Publicada una guía para reforzar el monitoreo de toxinas de algas en la acuicultura
La Organización de las Naciones Unidas para la Alimentación y la Agricultura (FAO, la Comisión Oceanográfica Intergubernamental de la UNESCO (COI-UNESCO) y el Organismo Internacional de la Energía Atómica (IAEA) han publicado una guía conjunta de orientación sobre el monitoreo de toxinas de algas en moluscos bivalvos que incluye el monitoreo de algas nocivas y las zonas de recolección y producción.
La Organización de las Naciones Unidas para la Alimentación y la Agricultura (FAO, la Comisión Oceanográfica Intergubernamental de la UNESCO (COI-UNESCO) y el Organismo Internacional de la Energía Atómica (IAEA) han publicado una guía conjunta de orientación sobre el monitoreo de toxinas de algas en moluscos bivalvos que incluye el monitoreo de algas nocivas y las zonas de recolección y producción. La publicación Joint FAO/IOC-UNESCO/IAEA guidance on monitoring of algal toxins in bivalve molluscs tiene como objetivo apoyar el desarrollo de métodos de muestreo, análisis y gestión para las zonas de cosecha y producción, con el fin de determinar el nivel de toxinas en los moluscos bivalvos y la presencia de microalgas tóxicas, y cumplir con los requisitos del mercado.
La guía puede servir como hoja de ruta para las autoridades e instituciones nacionales, con el fin de establecer e implementar programas de monitoreo y gestión de toxinas marinas y floraciones algales nocivas (FAN) o bien para ampliar o mejorar los programas existentes. Además, abarca aspectos relacionados con el monitoreo previo al cultivo de los ejemplares y las pruebas posteriores
Las floraciones algales nocivas (FAN) son fenómenos naturales, exacerbados por el calentamiento global, que pueden afectar gravemente a los ecosistemas acuáticos y a las actividades acuícolas. Determinadas especies de algas producen toxinas fuertes que pueden suponer serios riesgos para la salud humana derivados del consumo de mariscos contaminados, especialmente moluscos bivalvos.
Debido a que durante años se han notificado diversas enfermedades gastrointestinales y neurológicas asociadas con estos productos del mar, la Organización de las Naciones Unidas para la Alimentación y la Agricultura (FAO), el Organismo Internacional de Energía Atómica (OIEA) y la Comisión Oceanográfica Intergubernamental de la UNESCO (COI) convocaron una Reunión Conjunta de Expertos sobre Biotoxinas Marinas y Monitoreo de Floraciones Algales Nocivas para elaborar esta guía conjunta FAO/COI-UNESCO/OIEA sobre el monitoreo de toxinas algales en moluscos bivalvos. En la reunión participaron Begoña Ben Gigirey del Instituto Español de Oceanografía (IEO, CSIC), investigadora especializada en analizar contaminantes bióticos y abióticos en productos pesqueros y Luis Miguel Botana, catedrático de Farmacología de la facultad de Veterinaria de Lugo, de la Universidade de Santiago de Compostela (USC). Fruto de la labor de estos expertos ha visto la luz esta publicación.
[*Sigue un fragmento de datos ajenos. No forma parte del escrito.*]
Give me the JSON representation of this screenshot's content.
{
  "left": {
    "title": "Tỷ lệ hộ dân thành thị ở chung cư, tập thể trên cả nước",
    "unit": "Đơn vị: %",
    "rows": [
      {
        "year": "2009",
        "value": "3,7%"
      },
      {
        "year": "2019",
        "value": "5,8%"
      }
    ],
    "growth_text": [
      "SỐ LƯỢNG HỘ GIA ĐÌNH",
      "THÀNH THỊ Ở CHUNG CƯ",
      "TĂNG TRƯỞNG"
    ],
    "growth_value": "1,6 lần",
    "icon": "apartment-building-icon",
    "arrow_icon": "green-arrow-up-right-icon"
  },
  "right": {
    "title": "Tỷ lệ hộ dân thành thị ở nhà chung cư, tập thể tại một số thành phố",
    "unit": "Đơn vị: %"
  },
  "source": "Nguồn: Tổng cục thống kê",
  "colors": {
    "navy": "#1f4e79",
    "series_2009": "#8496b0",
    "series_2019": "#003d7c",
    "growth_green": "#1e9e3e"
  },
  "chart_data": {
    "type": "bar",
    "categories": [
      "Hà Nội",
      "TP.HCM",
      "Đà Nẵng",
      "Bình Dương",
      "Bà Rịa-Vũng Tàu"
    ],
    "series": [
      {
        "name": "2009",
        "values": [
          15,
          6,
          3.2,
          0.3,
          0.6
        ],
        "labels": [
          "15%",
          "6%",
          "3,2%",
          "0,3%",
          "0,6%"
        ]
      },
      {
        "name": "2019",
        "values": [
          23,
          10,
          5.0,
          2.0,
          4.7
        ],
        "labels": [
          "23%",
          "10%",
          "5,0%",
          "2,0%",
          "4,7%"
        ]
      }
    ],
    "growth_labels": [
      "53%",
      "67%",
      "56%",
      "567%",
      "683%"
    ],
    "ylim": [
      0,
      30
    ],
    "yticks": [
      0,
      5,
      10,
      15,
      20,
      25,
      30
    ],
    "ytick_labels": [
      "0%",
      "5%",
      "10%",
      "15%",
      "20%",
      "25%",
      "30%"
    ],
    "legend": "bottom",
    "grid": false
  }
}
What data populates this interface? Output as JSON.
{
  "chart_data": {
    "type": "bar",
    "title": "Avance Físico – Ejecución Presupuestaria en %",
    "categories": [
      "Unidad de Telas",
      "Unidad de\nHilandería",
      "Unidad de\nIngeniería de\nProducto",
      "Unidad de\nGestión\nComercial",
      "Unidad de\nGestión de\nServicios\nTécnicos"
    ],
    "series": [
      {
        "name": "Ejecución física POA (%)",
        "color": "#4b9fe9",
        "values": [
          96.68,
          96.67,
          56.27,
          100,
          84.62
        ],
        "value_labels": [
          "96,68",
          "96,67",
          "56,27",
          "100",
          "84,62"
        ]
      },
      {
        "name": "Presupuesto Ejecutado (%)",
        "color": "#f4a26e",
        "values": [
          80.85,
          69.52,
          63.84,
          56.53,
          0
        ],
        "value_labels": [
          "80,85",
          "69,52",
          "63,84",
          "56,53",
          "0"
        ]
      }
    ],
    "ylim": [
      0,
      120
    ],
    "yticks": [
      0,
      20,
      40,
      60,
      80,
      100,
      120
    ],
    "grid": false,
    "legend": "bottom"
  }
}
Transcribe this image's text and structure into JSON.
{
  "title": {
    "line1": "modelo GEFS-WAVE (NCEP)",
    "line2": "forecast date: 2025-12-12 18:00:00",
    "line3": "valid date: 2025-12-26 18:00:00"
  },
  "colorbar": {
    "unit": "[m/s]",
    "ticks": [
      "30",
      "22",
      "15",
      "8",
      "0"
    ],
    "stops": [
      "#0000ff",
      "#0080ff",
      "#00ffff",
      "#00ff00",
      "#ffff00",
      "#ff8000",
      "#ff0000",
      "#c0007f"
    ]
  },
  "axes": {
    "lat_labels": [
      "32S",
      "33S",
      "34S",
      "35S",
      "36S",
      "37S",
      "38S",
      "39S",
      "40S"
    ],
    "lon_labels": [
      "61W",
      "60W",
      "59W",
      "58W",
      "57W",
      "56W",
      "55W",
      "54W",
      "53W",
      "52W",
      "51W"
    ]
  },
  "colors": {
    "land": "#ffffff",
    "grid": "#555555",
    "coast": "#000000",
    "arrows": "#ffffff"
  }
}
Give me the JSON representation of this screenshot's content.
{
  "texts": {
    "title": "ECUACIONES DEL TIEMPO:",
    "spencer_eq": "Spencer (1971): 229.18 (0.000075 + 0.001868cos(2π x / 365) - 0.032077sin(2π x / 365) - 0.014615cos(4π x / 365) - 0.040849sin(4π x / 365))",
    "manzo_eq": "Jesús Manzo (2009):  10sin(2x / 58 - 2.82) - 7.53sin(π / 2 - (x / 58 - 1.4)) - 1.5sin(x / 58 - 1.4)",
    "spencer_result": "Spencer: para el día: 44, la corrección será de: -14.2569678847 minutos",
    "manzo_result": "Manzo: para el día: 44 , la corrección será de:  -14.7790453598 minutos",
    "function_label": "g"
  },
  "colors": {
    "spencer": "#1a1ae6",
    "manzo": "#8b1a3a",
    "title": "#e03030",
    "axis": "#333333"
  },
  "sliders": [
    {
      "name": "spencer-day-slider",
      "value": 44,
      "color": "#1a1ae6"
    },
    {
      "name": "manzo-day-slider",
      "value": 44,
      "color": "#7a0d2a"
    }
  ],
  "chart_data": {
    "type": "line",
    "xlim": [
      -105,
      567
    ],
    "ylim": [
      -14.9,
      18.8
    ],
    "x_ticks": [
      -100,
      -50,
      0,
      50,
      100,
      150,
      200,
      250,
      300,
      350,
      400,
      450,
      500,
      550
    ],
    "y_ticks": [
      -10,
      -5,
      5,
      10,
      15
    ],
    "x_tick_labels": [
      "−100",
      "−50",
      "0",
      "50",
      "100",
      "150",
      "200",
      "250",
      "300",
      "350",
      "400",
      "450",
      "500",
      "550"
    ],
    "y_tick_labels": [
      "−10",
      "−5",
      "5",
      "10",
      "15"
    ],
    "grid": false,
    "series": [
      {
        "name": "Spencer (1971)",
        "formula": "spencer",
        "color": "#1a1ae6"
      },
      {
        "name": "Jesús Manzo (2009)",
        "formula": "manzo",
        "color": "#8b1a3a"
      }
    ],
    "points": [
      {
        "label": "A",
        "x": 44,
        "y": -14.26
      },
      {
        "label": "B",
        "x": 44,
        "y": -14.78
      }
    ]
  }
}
Como recomendaciones finales, la guía aconseja que los sistemas de monitoreo deben considerar las medidas y estudios que deben implementarse antes del inicio de la actividad económica, incluyendo estudios a largo plazo sobre la presencia de microalgas y toxinas en la zona, así como el análisis de las corrientes de agua, la influencia de la actividad humana en la zona y el tráfico marítimo comercial o las actividades turísticas en los alrededores y también medidas que deben implementarse una vez iniciada la actividad económica, incluyendo los recursos necesarios para el monitoreo de microalgas y toxinas, y laboratorios con garantía de calidad para la realización de dicha actividad. El Apéndice 1 incluye una lista que recoge todos los pasos necesarios para implementar un sistema de monitoreo eficaz. El Apéndice 2 enumera las deficiencias en datos e investigación identificadas en la reunión de expertos y las recomendaciones emitidas para subsanarlas. La lista de verificación y las recomendaciones ayudarán a las empresas alimentarios y otros actores a garantizar la seguridad de los productos de moluscos bivalvos comercializados y a seguir mejorando el monitoreo de las toxinas de las algas.
En todos los casos es necesaria la colaboración entre diversos organismos públicos y existen varios aspectos científicos y técnicos que requieren un estudio coordinado. El objetivo final es comprender los riesgos locales de la zona de producción y abordarlos para garantizar la protección de los consumidores.